CMOs spent 15 per cent less on marketing technology in 2017 than the previous year, according to Gartner’s recently released CMO Spend Survey 2017-2018. Conventional wisdom is that marketing is becoming more and more automated and customer interaction is increasingly driven by platforms and software. We’ve all seen those predictions that soon CMOs will soon spend more on technology than the CIO. So what’s happening here?

According to the report, one reason spending has dropped from 27% of marketing budgets to 22% is that CMOs are concerned about their ability to acquire and manage technology effectively. Some marketers over-promised the ROI their technology would deliver. “Significant investments need to prove business value, or else they end up being considered costly vanity projects,” says Gartner. Simultaneously, CMOs are feeling the pinch on budgets, which dropped from their peak by 6%.

Whatever cold feet or budget pressures CMOs feel, they are continuing to spend 10% of their budgets on marketing innovation, and 23% of those surveyed have a fixed budget for innovation. In other survey findings, two-thirds of the CMOs plan to increase their investment on digital, with corresponding drops in traditional media. Marketing analytics gets the biggest share of budget (9.2%). Gartner also learned that CMO are focusing budgets on existing customers and customer acquisition.

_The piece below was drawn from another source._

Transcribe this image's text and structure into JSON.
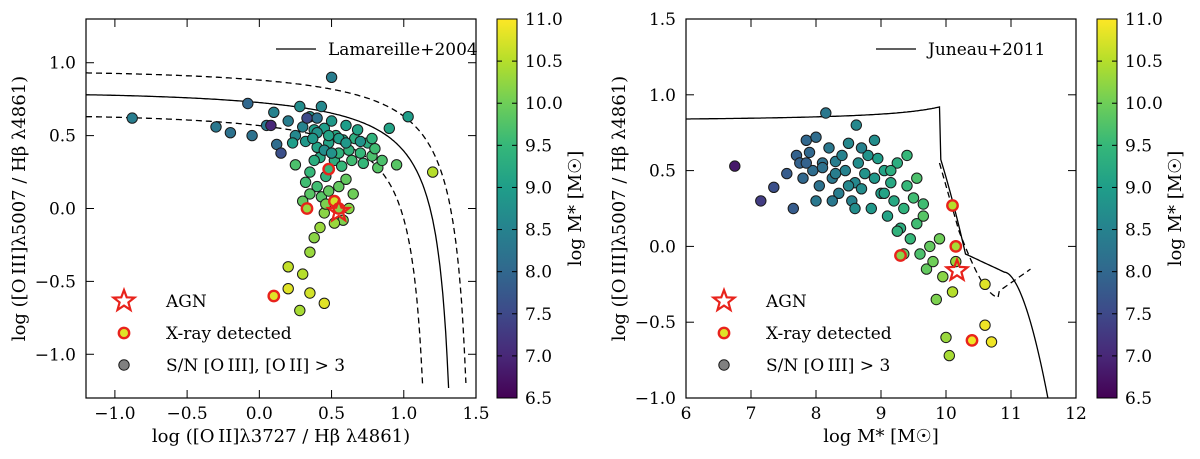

CMOs already have more technology than they can justify with ROI, so they’re dialing back. Although the headline looks gloomy, clearly there is an opportunity to move ahead and get real value from all the platforms and software already invested in. The survey indicates to me that CMOs are committed to innovation, and ready to complete the transformation to a customer-centric, digital marketing model underpinned by analytics. That requires not just better deployment of technology, but also leading change in their organizations to put the right teams in place, change outmoded processes, and develop the right marketing content. Buying software requires cash; transforming organizations takes fresh thinking, time and talent.